# Pike in the SE



## catking (Apr 5, 2004)

Just got this months " In Fishermen" and Lake Logan & Ruppert are mentioned in the Pike article. Seems some Ohio U students were doing some test. Hell, I didn't know these lakes had pike  . Then again, I haven't fished them but plan on hitting one this spring in quest for some carp.......... THE CATKING !!!


----------



## rockbass (Apr 16, 2004)

what??????is the CATking getting soft and resorting to fishing for carp???  

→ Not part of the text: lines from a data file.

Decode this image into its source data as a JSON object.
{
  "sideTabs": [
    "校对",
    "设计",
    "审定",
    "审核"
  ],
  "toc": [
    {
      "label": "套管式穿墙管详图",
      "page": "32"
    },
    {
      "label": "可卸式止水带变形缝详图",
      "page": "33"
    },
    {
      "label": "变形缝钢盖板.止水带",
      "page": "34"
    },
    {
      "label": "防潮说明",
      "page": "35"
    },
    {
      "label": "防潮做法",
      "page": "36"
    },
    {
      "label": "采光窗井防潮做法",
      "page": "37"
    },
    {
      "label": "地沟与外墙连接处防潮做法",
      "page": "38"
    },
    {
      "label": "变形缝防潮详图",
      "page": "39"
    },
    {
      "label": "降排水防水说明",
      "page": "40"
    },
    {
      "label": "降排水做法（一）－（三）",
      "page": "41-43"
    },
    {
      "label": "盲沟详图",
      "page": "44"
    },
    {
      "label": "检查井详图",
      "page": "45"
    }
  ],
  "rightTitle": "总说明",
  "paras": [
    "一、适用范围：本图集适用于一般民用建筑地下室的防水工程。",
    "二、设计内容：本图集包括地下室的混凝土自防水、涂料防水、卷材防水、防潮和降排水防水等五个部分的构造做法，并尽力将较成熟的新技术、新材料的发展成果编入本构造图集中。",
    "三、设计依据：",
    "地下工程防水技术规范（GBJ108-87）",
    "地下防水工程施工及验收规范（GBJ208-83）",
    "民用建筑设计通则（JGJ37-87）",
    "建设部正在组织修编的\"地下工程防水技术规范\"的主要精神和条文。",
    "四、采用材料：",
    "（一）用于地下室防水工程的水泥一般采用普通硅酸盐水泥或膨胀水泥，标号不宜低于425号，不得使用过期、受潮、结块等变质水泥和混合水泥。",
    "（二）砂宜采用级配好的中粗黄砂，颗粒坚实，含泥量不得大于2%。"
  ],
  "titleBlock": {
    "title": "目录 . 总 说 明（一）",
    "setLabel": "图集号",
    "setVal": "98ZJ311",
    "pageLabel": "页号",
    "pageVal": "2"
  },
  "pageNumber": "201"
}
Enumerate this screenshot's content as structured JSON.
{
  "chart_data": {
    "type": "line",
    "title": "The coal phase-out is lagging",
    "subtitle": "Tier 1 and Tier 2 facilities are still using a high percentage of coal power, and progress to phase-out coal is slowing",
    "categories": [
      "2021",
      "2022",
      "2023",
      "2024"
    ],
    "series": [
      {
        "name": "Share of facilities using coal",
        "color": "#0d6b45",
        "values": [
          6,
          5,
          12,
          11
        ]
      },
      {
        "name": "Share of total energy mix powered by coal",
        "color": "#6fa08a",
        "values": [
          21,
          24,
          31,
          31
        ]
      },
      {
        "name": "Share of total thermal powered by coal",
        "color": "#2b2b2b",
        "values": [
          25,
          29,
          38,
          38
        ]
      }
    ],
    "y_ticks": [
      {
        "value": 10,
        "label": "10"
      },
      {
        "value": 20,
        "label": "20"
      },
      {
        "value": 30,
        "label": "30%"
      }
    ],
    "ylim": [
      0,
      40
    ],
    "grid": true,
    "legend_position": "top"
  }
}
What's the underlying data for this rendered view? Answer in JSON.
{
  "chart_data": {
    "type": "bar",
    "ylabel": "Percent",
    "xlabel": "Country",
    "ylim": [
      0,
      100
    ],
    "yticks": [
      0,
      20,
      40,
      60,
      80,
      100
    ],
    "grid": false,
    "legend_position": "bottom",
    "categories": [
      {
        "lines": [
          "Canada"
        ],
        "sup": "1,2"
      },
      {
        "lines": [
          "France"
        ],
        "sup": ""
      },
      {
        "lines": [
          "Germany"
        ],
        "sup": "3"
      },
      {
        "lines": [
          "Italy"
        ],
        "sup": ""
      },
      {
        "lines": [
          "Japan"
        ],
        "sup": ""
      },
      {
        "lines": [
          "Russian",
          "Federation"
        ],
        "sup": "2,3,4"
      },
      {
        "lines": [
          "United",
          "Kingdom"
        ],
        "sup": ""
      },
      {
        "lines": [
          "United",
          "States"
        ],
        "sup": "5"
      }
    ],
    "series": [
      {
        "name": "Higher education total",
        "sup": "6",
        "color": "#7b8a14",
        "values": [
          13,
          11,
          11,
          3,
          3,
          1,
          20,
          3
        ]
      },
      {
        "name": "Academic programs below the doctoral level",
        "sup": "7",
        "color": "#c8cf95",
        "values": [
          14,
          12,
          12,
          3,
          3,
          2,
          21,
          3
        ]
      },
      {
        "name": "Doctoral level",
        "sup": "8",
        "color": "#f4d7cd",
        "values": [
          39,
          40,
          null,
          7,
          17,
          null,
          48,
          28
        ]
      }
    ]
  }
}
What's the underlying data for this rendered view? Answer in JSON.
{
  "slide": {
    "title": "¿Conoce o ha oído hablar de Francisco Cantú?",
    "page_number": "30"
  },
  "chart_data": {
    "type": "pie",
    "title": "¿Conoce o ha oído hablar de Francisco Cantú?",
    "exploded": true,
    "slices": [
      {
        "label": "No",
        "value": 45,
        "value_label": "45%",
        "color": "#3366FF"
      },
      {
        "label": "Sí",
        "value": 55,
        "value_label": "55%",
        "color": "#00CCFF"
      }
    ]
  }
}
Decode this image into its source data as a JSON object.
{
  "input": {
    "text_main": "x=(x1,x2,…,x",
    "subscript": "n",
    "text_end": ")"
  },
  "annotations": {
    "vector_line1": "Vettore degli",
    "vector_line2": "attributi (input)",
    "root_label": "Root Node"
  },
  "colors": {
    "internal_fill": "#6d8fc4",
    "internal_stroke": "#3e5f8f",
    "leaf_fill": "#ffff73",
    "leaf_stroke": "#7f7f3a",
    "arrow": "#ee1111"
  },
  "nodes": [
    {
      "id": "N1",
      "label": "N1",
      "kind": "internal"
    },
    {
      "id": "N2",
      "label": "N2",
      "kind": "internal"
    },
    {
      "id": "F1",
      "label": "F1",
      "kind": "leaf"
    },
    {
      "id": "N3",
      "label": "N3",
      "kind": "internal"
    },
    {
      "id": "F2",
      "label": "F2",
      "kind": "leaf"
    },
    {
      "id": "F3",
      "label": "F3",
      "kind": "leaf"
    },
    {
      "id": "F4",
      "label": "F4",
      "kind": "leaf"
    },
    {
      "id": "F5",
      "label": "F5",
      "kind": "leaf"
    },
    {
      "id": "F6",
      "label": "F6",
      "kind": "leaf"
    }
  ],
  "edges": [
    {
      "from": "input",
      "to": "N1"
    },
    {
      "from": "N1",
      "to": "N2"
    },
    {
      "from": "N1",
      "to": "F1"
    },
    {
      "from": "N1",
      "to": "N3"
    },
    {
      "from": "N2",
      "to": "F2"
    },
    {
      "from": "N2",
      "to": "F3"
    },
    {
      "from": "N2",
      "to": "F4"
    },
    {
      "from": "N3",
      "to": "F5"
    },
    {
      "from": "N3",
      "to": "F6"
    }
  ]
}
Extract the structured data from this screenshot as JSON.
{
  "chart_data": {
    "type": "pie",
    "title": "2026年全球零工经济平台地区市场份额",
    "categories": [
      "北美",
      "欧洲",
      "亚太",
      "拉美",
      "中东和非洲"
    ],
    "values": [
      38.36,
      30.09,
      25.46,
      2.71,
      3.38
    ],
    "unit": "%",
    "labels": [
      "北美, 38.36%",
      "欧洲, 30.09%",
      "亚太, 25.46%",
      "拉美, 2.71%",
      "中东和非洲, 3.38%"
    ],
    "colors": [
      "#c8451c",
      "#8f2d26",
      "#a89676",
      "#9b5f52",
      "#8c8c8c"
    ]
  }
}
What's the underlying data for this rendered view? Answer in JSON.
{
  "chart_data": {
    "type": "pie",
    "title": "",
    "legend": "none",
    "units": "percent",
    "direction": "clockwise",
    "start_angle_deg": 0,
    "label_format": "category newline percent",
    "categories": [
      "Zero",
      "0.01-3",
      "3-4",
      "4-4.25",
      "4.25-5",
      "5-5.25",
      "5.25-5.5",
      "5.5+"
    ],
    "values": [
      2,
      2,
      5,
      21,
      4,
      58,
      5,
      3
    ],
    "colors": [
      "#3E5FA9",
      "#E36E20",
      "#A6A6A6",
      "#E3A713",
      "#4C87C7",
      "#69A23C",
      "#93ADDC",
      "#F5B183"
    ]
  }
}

I know I know here comes the carpers!


----------



## catking (Apr 5, 2004)

DA KING !!! is heading over that way via invitation from flathunter to do some carpin  Thought I'd get that 50 pounder , since I already got a 40  But the carpers will QUICKLY point out that it was a grassy .And I find that amusing that a carper is questioning a 40 pound freakin fish .


----------



## catking (Apr 5, 2004)

Back to the subject  .Ross lake in Chillocothe was once an AWSOME pike lake back in say 1972-74 . I just wondering if any members have caught pike out of the above mentioned lakes.......... If so , I'll make a cast for ONE  ......... THE CATKING !!!


----------



## peon (Feb 28, 2005)

i have heard of pike in rupert but it was a long time ago.. probaly 40 years... id say there are none in there.... sup cat queen.. got my some internet now!!


----------



## Alter (Apr 8, 2004)

Dunno about Ruppert Lake, but Logan and the creek at the tailwater of Logan are rumored to have northerns by people I know that fish there. 

Steve


----------



## crappielooker (Apr 5, 2004)

peeeon.. great to see your post again maan..
pleease don't let da king do his one cast "magic" again, or we'll be hearing about it the next 2-3 yrs..


----------



## ostbucks98 (Apr 14, 2004)

Rupert used to be loaded but to catch one now-a-days would be a gift.I havent heard of any being caught in about 10 years(its my "home" lake by the way).3 years back I was jitterbuggin the shoreline about 2am on a clear full moon.Something crashed my bug causing a huge swirl.I never seen that jitterbug again.Ive always wondered if it was one of "these" rogue fish.


----------



## bronzebackyac (Apr 19, 2005)

yeah ost,
I know a guy who caught one inRupert in the last 10 years. There are some in there. Just not too many. The upper end where it gets shallow is the spot according to him.


----------



## peon (Feb 28, 2005)

i would say it was closer to 10 years ago then recent.....


----------